Before you borrow the money online, you need, compare the different types of loans that are available. Frank Glemstone from MoneyZap, online lenders platform, says that this will help you make the best financial decisions for your unique situation. Keep reading to learn more about the types of personal loans and which may be the best for you.
What Are the Different Kinds of Personal Loans?
Secured Personal Loans
You must use an asset as collateral to get a secured personal loan. For instance, you could get a loan against your car, which is called a “title loan.”
This loan type is a good choice if you have a low credit score and something you can use as collateral. But there’s a catch. If you don’t make your loan payments on time, the lender could take your asset and sell it to get the money you owe them.
Unsecured Personal Loans
For this loan type, you don’t need collateral to get approved. So you can get payday loans, no credit check loans or quick loans in Ohio, for example, without putting your assets at risk or maybe without even checking your credit score.

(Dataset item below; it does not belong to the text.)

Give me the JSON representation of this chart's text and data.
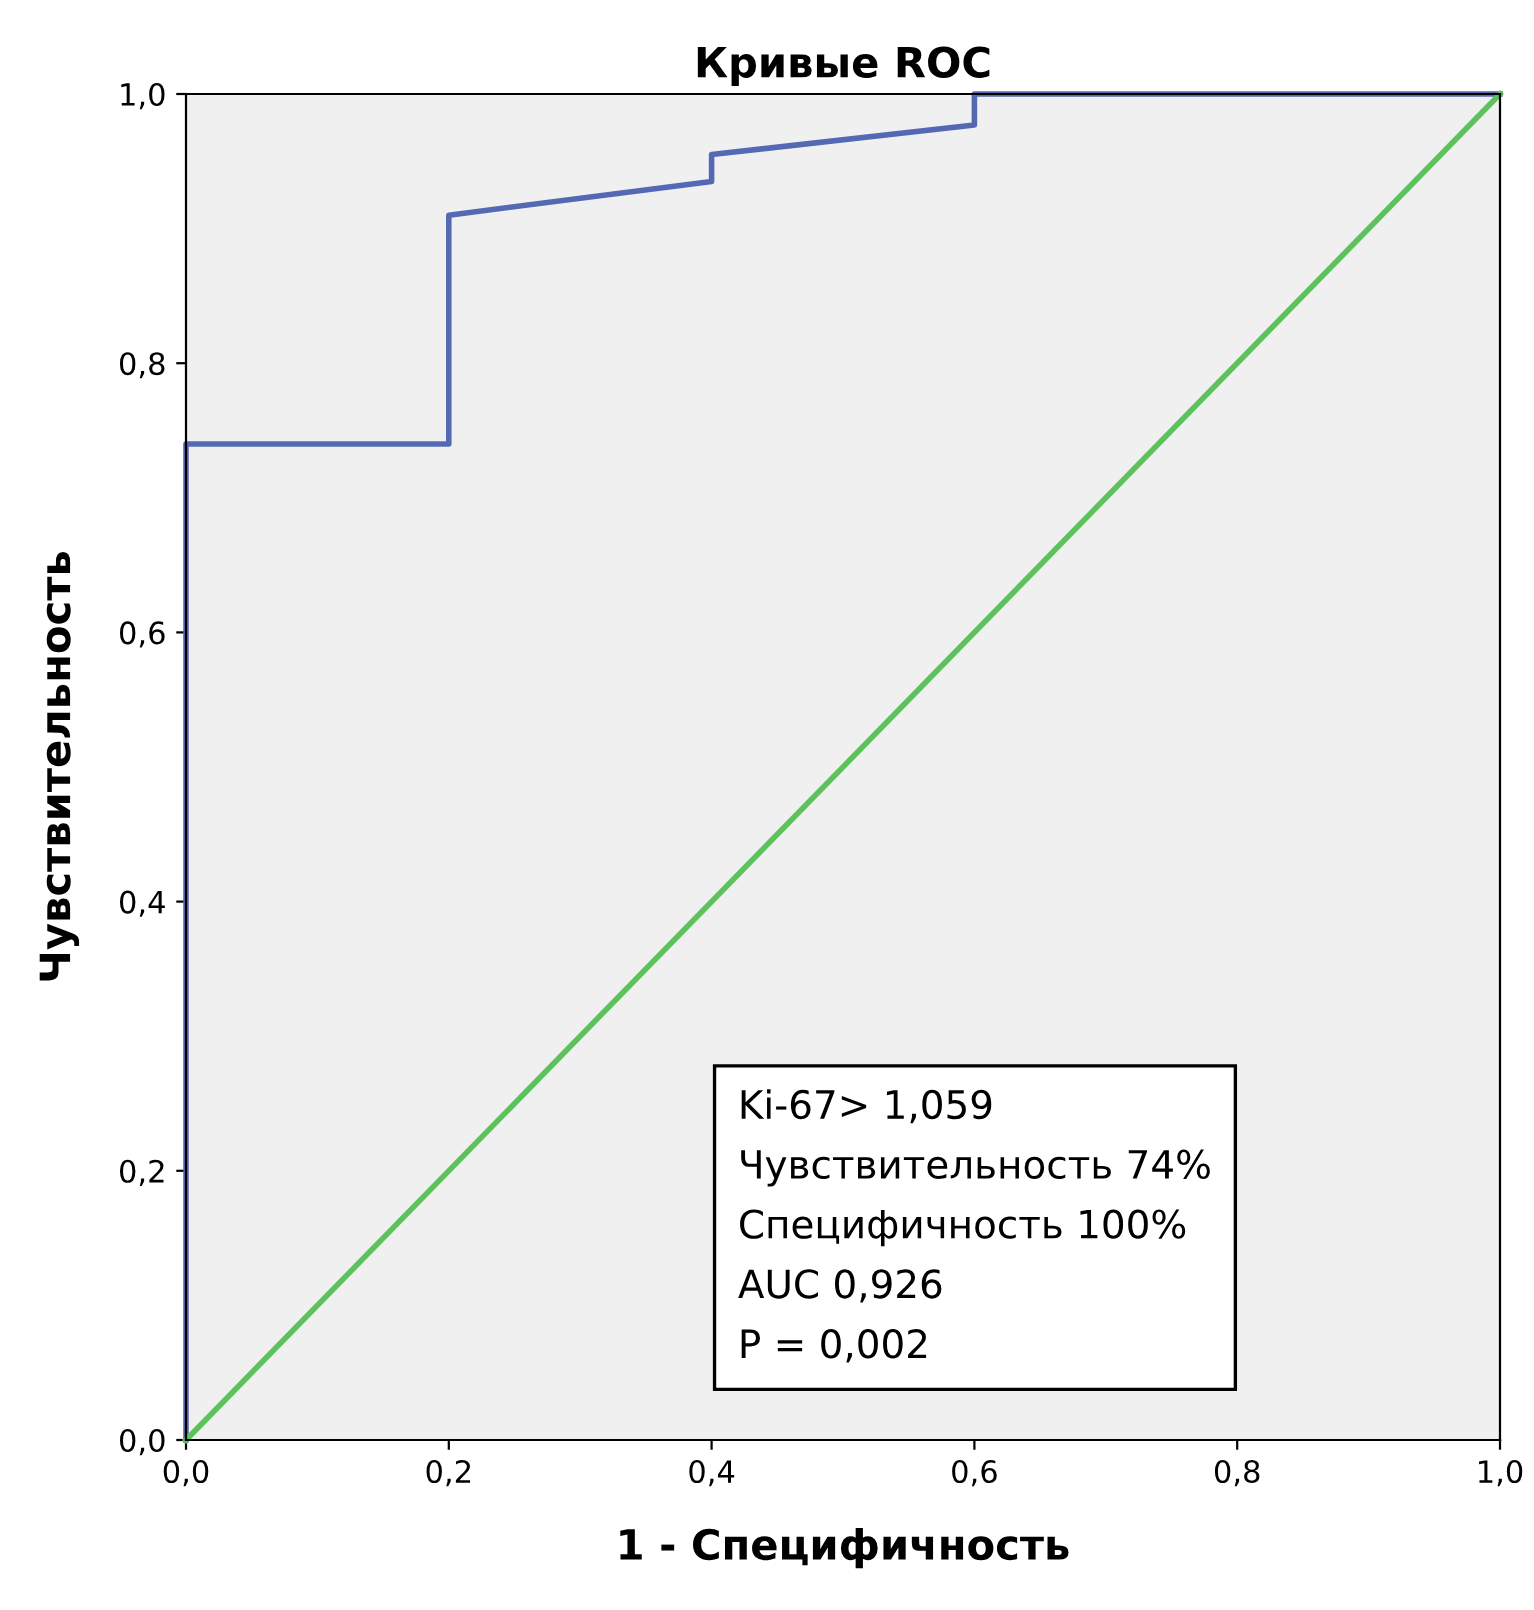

Personal loans without collateral (unsecured personal loans) are best for people with good or excellent credit. But since the lender is taking on more risk, you’ll likely pay more interest than a secured personal loan.
Debt Consolidation Loans
People often use debt consolidation loans to save money on interest and pay off their debts faster. The process of paying back the loan is also made easier for the borrower.
The idea is to get a loan with a lower interest rate than what you pay now on the debts you want to combine. Then, you’ll use the money from the loan to pay off those balances and make payments on a new loan for a set amount of time. The best-case scenario is that you’ll save hundreds or even thousands of dollars in interest and pay off your debts faster.
Co-signed and Joint Loans
If you need help getting a personal loan on your own, a lender might let you borrow with the help of a co-signer. This person should have a good credit history and be willing to pay off the rest of the loan if you can’t.
Some lenders also offer joint loans, which let both people who want to borrow the money get the money. Like co-signed loans, both parties must pay back the loan. To improve your chances of getting a loan, your co-borrower must have good or excellent credit.
Fixed-Rate Loans
Fixed-rate loans have an interest rate that stays the same over the time it takes to repay the loan. So, the borrower pays the same amount each month for the whole length of the loan.
This is where most personal loans fit. Since the loan payment won’t change over time, it’s easier to plan for it in your budget.
Variable-Rate Loans
The interest rate on a variable-rate loan changes over time. So if the benchmark rate set by banks changes over time, your monthly payment could go up or down.
Even though it’s hard to plan your budget around variable-rate loans, the rates are sometimes lower than fixed-rate loans. This type of personal loan should only be considered if you only need money for a short time.
Personal Line of Credit
A personal line of credit works like a credit card. You can access a pool of funds from which you can borrow whenever you need. However, when you get a personal loan, you have to pay interest on the whole amount. With a line of credit, you only pay interest on the amount you use.
This loan product is suitable for people who want a safety net to use when needed.
Buy Now, Pay Later Loans
Buy now, pay later loans let people buy things without having to pay the total price all at once. Instead, the balance is split into equal parts. Then, you repay your lender in equal weekly or biweekly installments.
These loans are usually distributed through mobile apps, such as Afterpay, Klarna, and Affirm. If you can show that you can pay back the loan, you might be able to get a “buy now, pay later” loan even if your credit isn’t great. Most lenders will look at how much money you have in your bank and may do a soft credit check. Such steps will help your credit score.